By: Stefany Olivas, Managing Editor | Photo By: Stefany Olivas, Managing Editor
Student Campaigns for Fewer Disposables on Campus
“Student Spotlight” highlights an extraordinary individual from among the diverse student population at CNM. To nominate a student to be featured send an email to: jyllianchronicle@gmail.com.
The owners of O’Niell’s Irish Pub are buying reusable water bottles for Communications major Dana Chandler’s Public Speaking class, she said.
Chandler, who is an employee at O’Niell’s, is raising awareness about the Great Pacific Trash Heap for her persuasion speech and offering her classmates free reusable drinking vessels and homemade reusable grocery bags in exchange for their pledge to use the items, she said.
“Not only do I want a really good grade in this class, but I really do want to persuade everyone to reconsider their habits,” said Chandler.
She said that getting O’Niell’s to help her class is a small part of a larger goal: getting all of the CNM deans to sponsor a reusable water bottle or grocery bag for every student.
She has always been aware of the heap, but she became inspired to raise awareness after a discussion in her geography class with instructor Justin Fuller, she said.
“I think it seems like an abstract concept because, here in New Mexico, we’re far removed from it. We don’t really see any direct correlation or causation,” said Chandler.
The class was studying ocean currents and Fuller handed out a National Geographic article which explained problems of the trash heap and used it as an example of how ocean currents flow, said Chandler.
“A lot of people around me didn’t know what it was. I was already familiar with it, but I don’t think I realized how much it was until I was looking at this article. It’s kind of sobering I think,” said Chandler.

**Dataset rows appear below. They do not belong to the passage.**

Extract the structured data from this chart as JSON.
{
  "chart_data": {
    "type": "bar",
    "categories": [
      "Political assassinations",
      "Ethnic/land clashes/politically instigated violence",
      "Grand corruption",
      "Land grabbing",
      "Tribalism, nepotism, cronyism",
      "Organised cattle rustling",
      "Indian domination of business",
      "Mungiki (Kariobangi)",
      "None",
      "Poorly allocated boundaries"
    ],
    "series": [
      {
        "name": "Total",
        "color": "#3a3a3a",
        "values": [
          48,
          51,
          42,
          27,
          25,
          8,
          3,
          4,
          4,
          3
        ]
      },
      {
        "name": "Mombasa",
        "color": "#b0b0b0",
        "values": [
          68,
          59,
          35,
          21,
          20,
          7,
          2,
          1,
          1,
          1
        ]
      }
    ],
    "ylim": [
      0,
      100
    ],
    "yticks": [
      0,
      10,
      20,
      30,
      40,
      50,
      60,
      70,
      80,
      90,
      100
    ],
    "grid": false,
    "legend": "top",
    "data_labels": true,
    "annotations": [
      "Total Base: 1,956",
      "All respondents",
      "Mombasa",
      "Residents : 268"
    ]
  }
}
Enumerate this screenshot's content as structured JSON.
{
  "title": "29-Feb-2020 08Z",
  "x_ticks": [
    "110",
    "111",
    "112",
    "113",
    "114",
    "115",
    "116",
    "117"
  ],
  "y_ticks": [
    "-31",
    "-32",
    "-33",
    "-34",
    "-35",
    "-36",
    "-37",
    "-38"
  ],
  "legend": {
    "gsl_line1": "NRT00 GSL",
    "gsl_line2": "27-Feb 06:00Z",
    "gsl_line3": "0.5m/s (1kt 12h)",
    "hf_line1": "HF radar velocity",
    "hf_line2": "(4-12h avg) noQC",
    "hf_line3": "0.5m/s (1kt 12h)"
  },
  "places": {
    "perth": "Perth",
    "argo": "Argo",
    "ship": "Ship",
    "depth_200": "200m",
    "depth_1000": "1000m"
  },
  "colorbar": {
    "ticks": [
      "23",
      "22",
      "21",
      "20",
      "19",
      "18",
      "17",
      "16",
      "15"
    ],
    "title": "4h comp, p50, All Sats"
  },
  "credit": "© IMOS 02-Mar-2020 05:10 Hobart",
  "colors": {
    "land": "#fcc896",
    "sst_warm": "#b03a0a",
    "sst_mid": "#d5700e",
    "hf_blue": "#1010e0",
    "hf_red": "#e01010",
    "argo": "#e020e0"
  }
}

She began doing research and learned that the trash heap is estimated to be 90 feet deep below the surface, weigh 3.5 billion tons, and be twice the size of Texas, which normally takes an average of 16 hours to drive across, said Chandler.
The growth of the trash heap and the damage it does is a very feel-bad situation, but she wants to get people as positively motivated as possible, she said.
“I understand it’s totally unrealistic to change habits right away. I get that; I want to be realistic and I don’t want anybody to feel bad about it,” she said.
It is important to her that the drinking vessels are BPA-free and made in the USA, she said.
Although there is no definite data that BPA causes cancer, using products with it is not worth the risk, she said.
Bottles made in the USA will not only reduce the carbon footprint from shipping, but will help ensure that the bottles were made in a safe way for the environment and employees.
“I was really specific about the standard of bottles that I wanted. They had to be something that I felt good about giving out,” said Chandler.
For her project she calculated that a single person uses 500 disposable plastic bags per year on average, and only uses them for about 30 minutes transporting the groceries.
“As long as we need them they’re going to keep producing them,” she said.
At the current rate of use of disposable plastic products, she is worried that future generations are going to have difficulty cleaning up after the current generation, she said.
“At this point the damage is already done, but we could try to minimize how much we add to its growth, and freeze it in it tracks,” said Chandler.
She said petroleum products do not generally bio-degrade, only photo-degrade with sunlight and although the pieces get smaller over a vast amount of time, they never truly disappear.
“They just get smaller with the sunlight then it outnumbers the plankton. They’re like the same size, and all of the animals are eating it,” she said. “These animals are being found with cancer, even though nobody really knows if it’s just the plastic causing it.”
She wants students to reconsider their values, think about the costs of convenience and wonder if this is the legacy they want to leave behind, she said
“I think we do things, myself included, that are easy for us, and out of convenience. I don’t consider myself to be a crazy activist and I don’t plan in chaining myself up to any trees,” she said.